Wednesday, June 1, 2011

Understanding Minimalism

It's difficult to talk about music. As a friend of mine once remarked, "you're trying to put into words something that couldn't be expressed with words in the first place."

There are two videos, though, that may help folks understand one of the important underlying concepts of minimalism. When music is stripped down to its basics, what provides the conflict, the forward motion that we're used to with tonal music?

For some composers, such as Steve Reich, it's the changing relationship between musical elements as they gradually move "out of phase" with one another, and then back in. In the video below, this change is demonstrated physically. Note how complex and beautiful patterns emerge as the pendulums swing, each in their own regular, but unique arc.
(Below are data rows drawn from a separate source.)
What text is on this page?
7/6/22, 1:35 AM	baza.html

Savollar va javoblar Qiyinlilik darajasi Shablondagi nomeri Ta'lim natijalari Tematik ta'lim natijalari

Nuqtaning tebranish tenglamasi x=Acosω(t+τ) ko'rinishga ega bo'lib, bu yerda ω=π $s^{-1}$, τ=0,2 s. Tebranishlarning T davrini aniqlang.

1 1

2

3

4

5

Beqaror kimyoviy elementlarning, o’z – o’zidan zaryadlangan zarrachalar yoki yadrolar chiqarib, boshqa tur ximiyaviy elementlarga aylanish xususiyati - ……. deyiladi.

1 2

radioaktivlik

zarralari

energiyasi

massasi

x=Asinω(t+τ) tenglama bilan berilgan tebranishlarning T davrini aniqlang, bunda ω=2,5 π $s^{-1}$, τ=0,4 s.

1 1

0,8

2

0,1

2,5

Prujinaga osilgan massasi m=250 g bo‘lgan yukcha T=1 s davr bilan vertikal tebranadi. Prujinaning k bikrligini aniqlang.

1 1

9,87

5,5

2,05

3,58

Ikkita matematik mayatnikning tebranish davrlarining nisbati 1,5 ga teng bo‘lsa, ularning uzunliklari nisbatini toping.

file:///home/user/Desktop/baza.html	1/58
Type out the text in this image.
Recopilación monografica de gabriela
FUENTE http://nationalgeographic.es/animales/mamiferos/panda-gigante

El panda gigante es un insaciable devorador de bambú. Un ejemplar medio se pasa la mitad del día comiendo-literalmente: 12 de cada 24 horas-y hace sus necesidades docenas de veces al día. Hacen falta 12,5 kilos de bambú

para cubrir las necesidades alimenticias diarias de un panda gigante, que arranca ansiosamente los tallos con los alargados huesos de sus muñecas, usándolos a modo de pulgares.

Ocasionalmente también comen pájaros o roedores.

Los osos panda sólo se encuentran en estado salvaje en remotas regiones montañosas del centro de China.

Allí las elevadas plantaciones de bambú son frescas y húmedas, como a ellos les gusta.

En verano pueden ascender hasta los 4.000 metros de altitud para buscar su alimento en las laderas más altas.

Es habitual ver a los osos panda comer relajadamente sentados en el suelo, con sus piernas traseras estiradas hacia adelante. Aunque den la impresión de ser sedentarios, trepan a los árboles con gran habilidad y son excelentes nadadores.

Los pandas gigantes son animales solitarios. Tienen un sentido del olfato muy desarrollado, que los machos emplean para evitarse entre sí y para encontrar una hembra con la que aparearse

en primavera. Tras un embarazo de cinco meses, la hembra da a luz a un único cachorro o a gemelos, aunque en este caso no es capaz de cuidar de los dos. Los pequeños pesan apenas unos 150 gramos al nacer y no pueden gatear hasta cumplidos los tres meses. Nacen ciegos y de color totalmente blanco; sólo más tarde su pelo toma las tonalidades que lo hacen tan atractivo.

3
Reich uses this concept frequently. "Clapping Music" is one of his simpler (and shorter) works -- on paper. It's scored for two musicians clapping hands. The patterns are simple quarter-note and eighth-note combinations that repeat. The video below shows the score in action.



After you watch it, try just listening to it. The sound is much more complex -- and engaging, then the simple patterns would suggest. And that's the point. Very simple elements combined in every possible way.

But don't think of this as just wind-up music. There are many compositional decisions to be made (instrumental combinations, timbres, durations, tempo, etc.) and one has to be able to  imagine what all these possible combinations will sound like. And it all has to elicit an emotional response. It's more art than math.

Minimalism has different aesthetic, perhaps, than older tonal music, but it's one that works. Both visually and audibly!